That computing power has been getting cheaper over time is of course something people know. But it’s really staggering when you see it staring you in the face. Here’s an amusing story about buying an Apple IIe to use as a Twitter terminal:
Actually the story begins another week or two earlier at the Silicon Valley Electronics Flea Market. I came across a guy with a bunch of Apple II computers stacked up and ended up buying an Apple //e and a disk drive for $20. His prices were $10 for an Apple //e and $25 for an Apple II+. The Apple II+ is technically the lesser machine – an earlier model that lacked the features of the Apple //e but is more expensive due to scarcity. The computer my parents purchased for me was the original Apple II, an even older and more rare model. I asked him if he had any of that model and he said no, but if he did they’d run a few hundred dollars.

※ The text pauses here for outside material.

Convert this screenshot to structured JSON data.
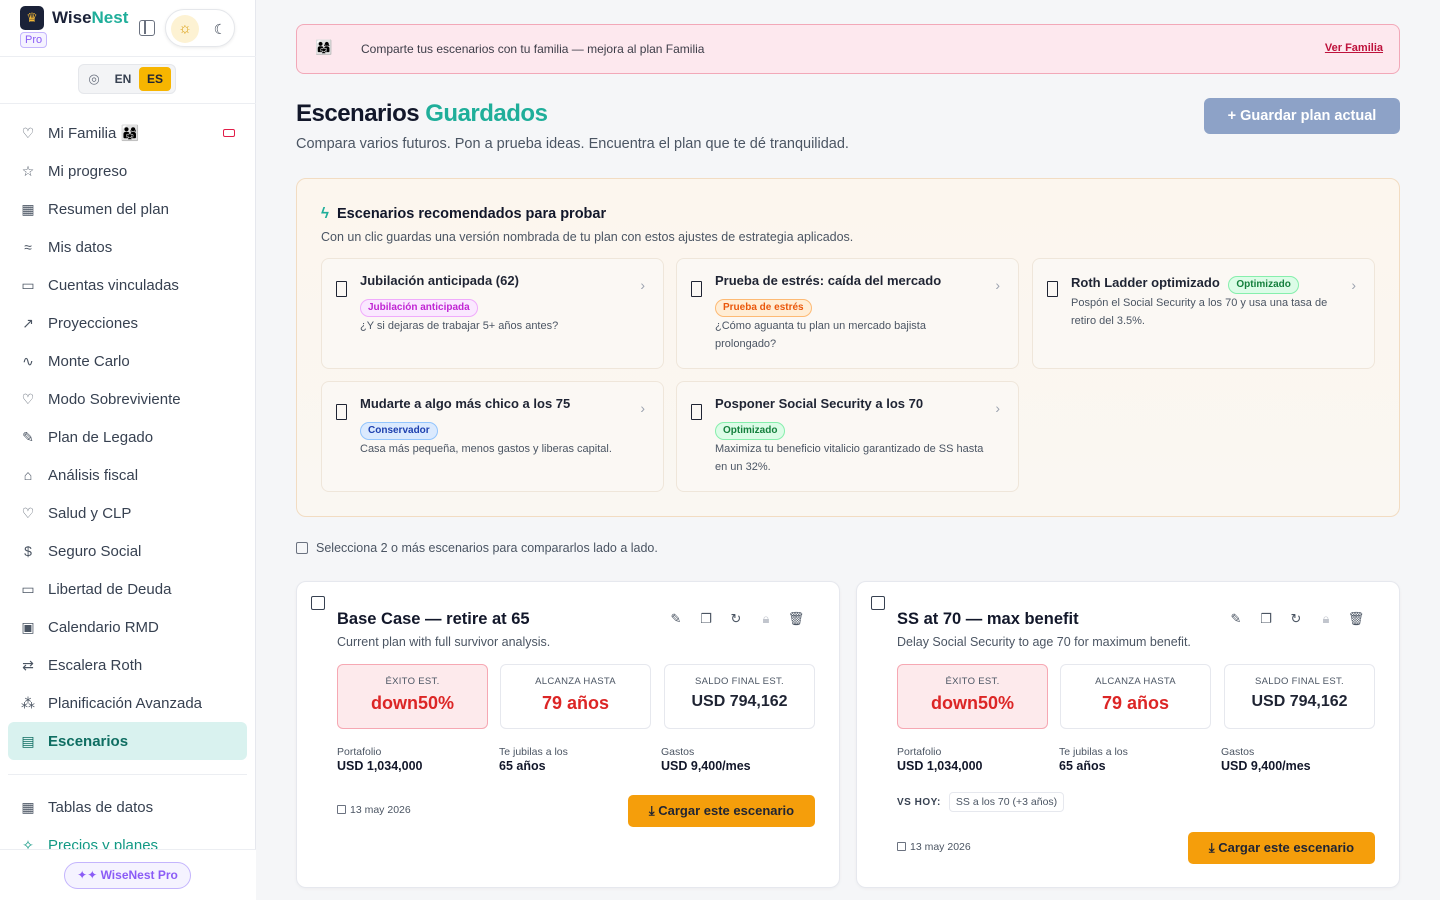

The $798 price of the board-only Apple IIe 1980 dollars, by contrast, would be over $2,000 today—less than one percent of the contemporary price, despite the scarcity issue.

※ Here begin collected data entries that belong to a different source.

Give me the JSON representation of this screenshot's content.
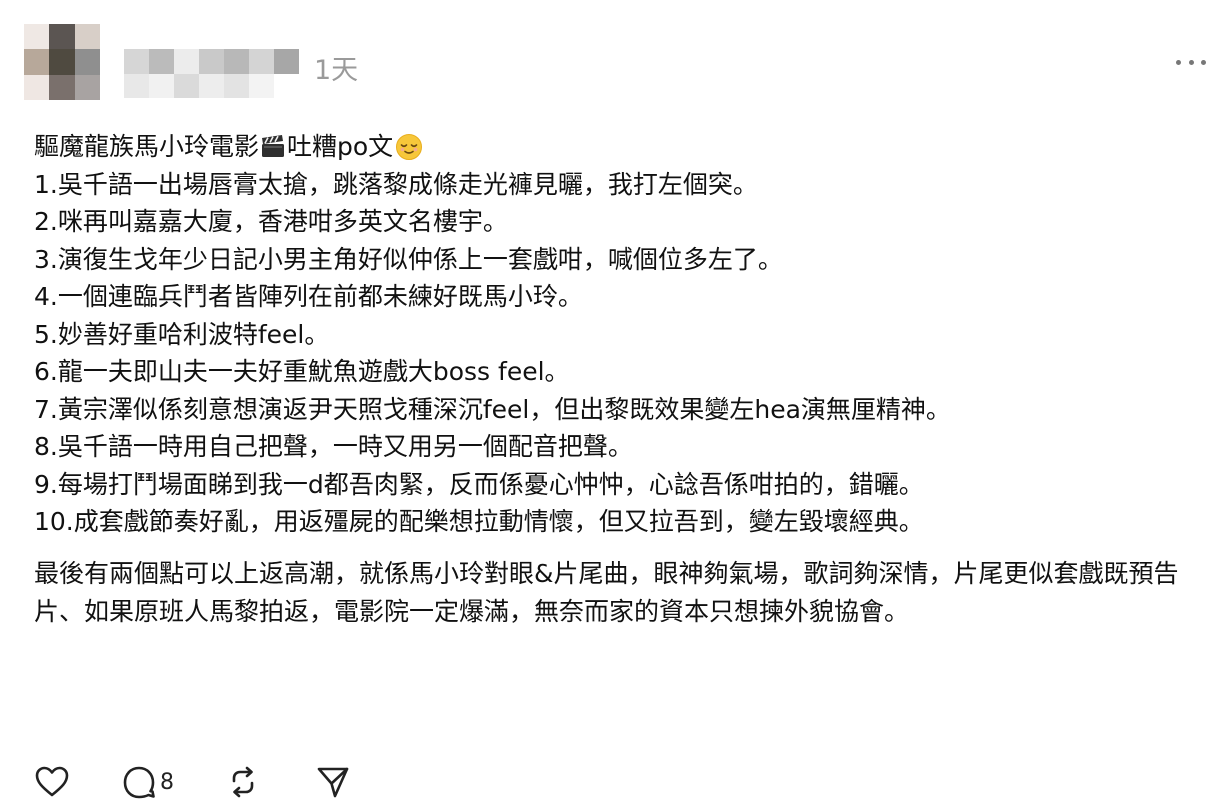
{
  "post": {
    "timestamp": "1天",
    "title_prefix": "驅魔龍族馬小玲電影",
    "title_icon": "clapper-board-icon",
    "title_suffix": "吐糟po文",
    "title_emoji": "relieved-face-icon",
    "points": [
      "1.吳千語一出場唇膏太搶，跳落黎成條走光褲見曬，我打左個突。",
      "2.咪再叫嘉嘉大廈，香港咁多英文名樓宇。",
      "3.演復生戈年少日記小男主角好似仲係上一套戲咁，喊個位多左了。",
      "4.一個連臨兵鬥者皆陣列在前都未練好既馬小玲。",
      "5.妙善好重哈利波特feel。",
      "6.龍一夫即山夫一夫好重魷魚遊戲大boss feel。",
      "7.黃宗澤似係刻意想演返尹天照戈種深沉feel，但出黎既效果變左hea演無厘精神。",
      "8.吳千語一時用自己把聲，一時又用另一個配音把聲。",
      "9.每場打鬥場面睇到我一d都吾肉緊，反而係憂心忡忡，心諗吾係咁拍的，錯曬。",
      "10.成套戲節奏好亂，用返殭屍的配樂想拉動情懷，但又拉吾到，變左毀壞經典。"
    ],
    "closing": "最後有兩個點可以上返高潮，就係馬小玲對眼&片尾曲，眼神夠氣場，歌詞夠深情，片尾更似套戲既預告片、如果原班人馬黎拍返，電影院一定爆滿，無奈而家的資本只想揀外貌協會。"
  },
  "actions": {
    "like_icon": "heart-icon",
    "comment_icon": "comment-bubble-icon",
    "comment_count": "8",
    "repost_icon": "repost-icon",
    "share_icon": "send-icon"
  },
  "menu_icon": "more-horizontal-icon"
}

This is context that I think needs to be kept in mind when people talk about, for example, the growing share of the economy dedicated to providing health care services. The different sectors need to sum up to 100 percent of GDP and some stuff gets much cheaper thanks to technological progress. In part, that leads us to buy more and more of it—and we certainly buy a lot more computing power than we did 30 years ago. But in part it means that a bigger share of the economy winds up going to other things, like health care.